Anders sein und anders wahrnehmen
Im Grunde will jedes Kind gesehen werden, jedes Kind will anders gesehen werden. Eltern die stolz behaupten, sie erziehen alle Kinder gleich, begehen hier schon den Fehler. Man kann gar nicht gleich erziehen. Geschwister sind nicht gleich. Unterscheidung ist ein wichtiger Aufruf, eine wichtige Bitte anders gesehen zu werden. Wenn ich gezwungen werde das selbe zu tragen wie meine Schwester, werde ich mich niemals eigens entfalten können.
Das Positive
Von wegen Problemkind – stereotypische Bilder und Essensvergleiche haben ausgedient. So wie jede Geschwisterposition muss auch das Mittelkind seine Position annehmen und das geschieht im Optimalfall mit einer begleitenden Hand der Eltern.

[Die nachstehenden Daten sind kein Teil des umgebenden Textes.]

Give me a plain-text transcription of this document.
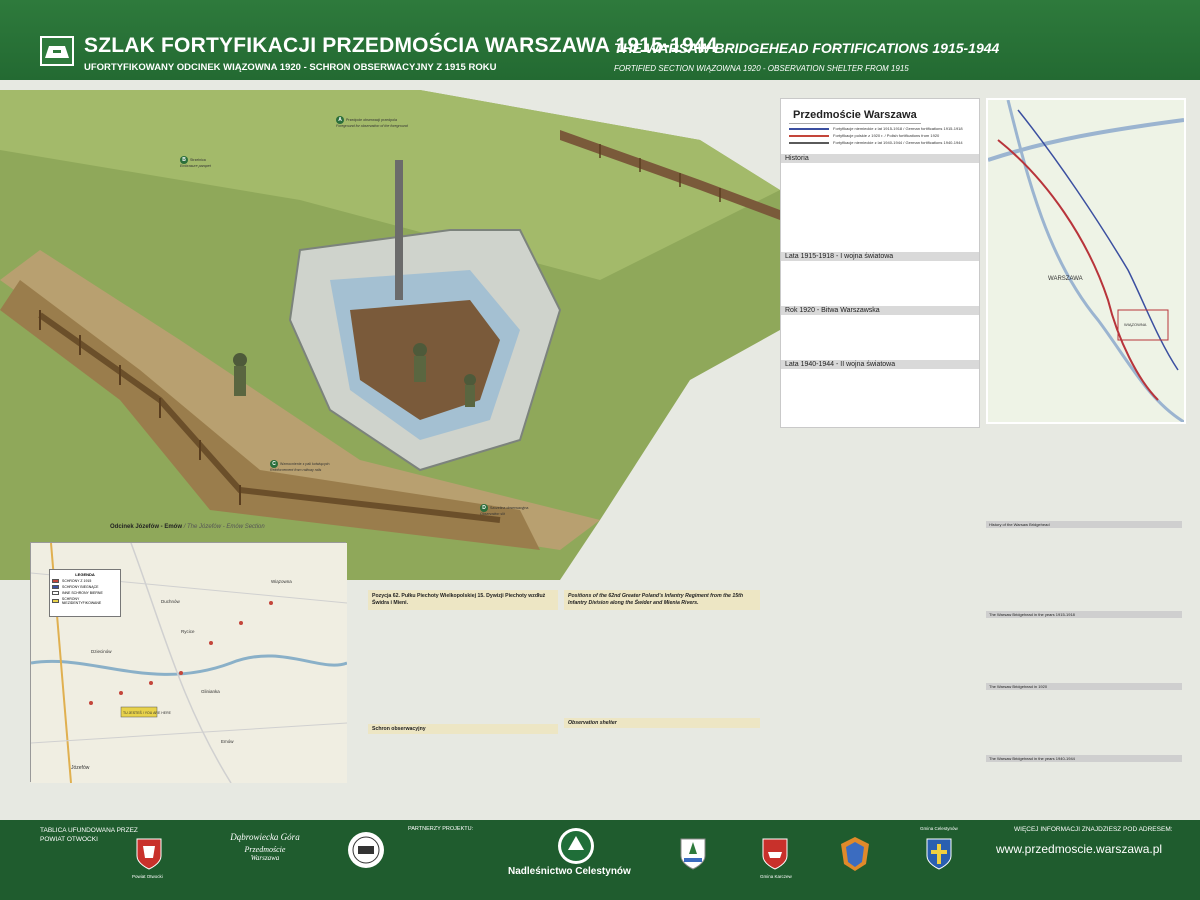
SZLAK FORTYFIKACJI PRZEDMOŚCIA WARSZAWA 1915-1944
UFORTYFIKOWANY ODCINEK WIĄZOWNA 1920 - SCHRON OBSERWACYJNY Z 1915 ROKU
THE WARSAW BRIDGEHEAD FORTIFICATIONS 1915-1944
FORTIFIED SECTION WIĄZOWNA 1920 - OBSERVATION SHELTER FROM 1915
A Przedpole obserwacji przedpola
Foreground for observation of the foreground
B Strzelnica
Embrasure parapet
C Wzmocnienie z pali kotwiących
Reinforcement from railway rails
D Szczelina obserwacyjna
Observation slit
Przedmoście Warszawa
Fortyfikacje niemieckie z lat 1915-1918 / German fortifications 1915-1918
Fortyfikacje polskie z 1920 r. / Polish fortifications from 1920
Fortyfikacje niemieckie z lat 1940-1944 / German fortifications 1940-1944
Historia
Lata 1915-1918 - I wojna światowa
Rok 1920 - Bitwa Warszawska
Lata 1940-1944 - II wojna światowa
WARSZAWA
WIĄZOWNA
Odcinek Józefów - Emów / The Józefów - Emów Section
TU JESTEŚ / YOU ARE HERE
Józefów
Glinianka
Rycice
Emów
Wiązowna
Duchnów
Dziecinów
LEGENDA
SCHRONY Z 1915
SCHRONY BIEGNĄCE
INNE SCHRONY BIERNE
SCHRONY NIEZIDENTYFIKOWANE
Pozycja 62. Pułku Piechoty Wielkopolskiej 15. Dywizji Piechoty wzdłuż Świdra i Mieni.
Schron obserwacyjny
Positions of the 62nd Greater Poland's Infantry Regiment from the 15th Infantry Division along the Świder and Mienia Rivers.
Observation shelter
History of the Warsaw Bridgehead
The Warsaw Bridgehead in the years 1915-1918
The Warsaw Bridgehead in 1920
The Warsaw Bridgehead in the years 1940-1944
TABLICA UFUNDOWANA PRZEZ
POWIAT OTWOCKI
Powiat Otwocki
Dąbrowiecka Góra
Przedmoście
Warszawa
PARTNERZY PROJEKTU:
Nadleśnictwo Celestynów	Gmina Karczew
Gmina Celestynów	WIĘCEJ INFORMACJI ZNAJDZIESZ POD ADRESEM:
www.przedmoscie.warszawa.pl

Nur durch ihr Achtgeben, kann das Kind Wurzeln schlagen und einen Anker setzen, der ihm Stabilität für das Leben gibt. Gebt euren Kindern die Möglichkeit sich zu entfalten. Fördert sie individuell. Meine Mutter pflegte immer zu sagen: „Wer seinen Kindern einredet wie sie zu sein haben, hat sie schon verloren.“
Egal ob Erst-, Letzt-, Zweit-, Drittgeborenes oder Einzelkind – „Man kann keine dieser Positionen verallgemeinern“, so Monika Hawran. Ich habe meine Position als mittleres Kind nie negativ gesehen, denn ich bekam das Geschenk beides zu erleben. Eine ältere Schwester, die in gewisser Weise Vorbild für mich war und einen kleinen Bruder, dem ich half und auf den ich aufpasste. Wertgeschätzt von beiden Seiten – nehme ich mal an. Ich mag diese Position, so zwischendrin.
Sandwichkind war einmal, ab jetzt bitte nur noch die sympathische Mitte.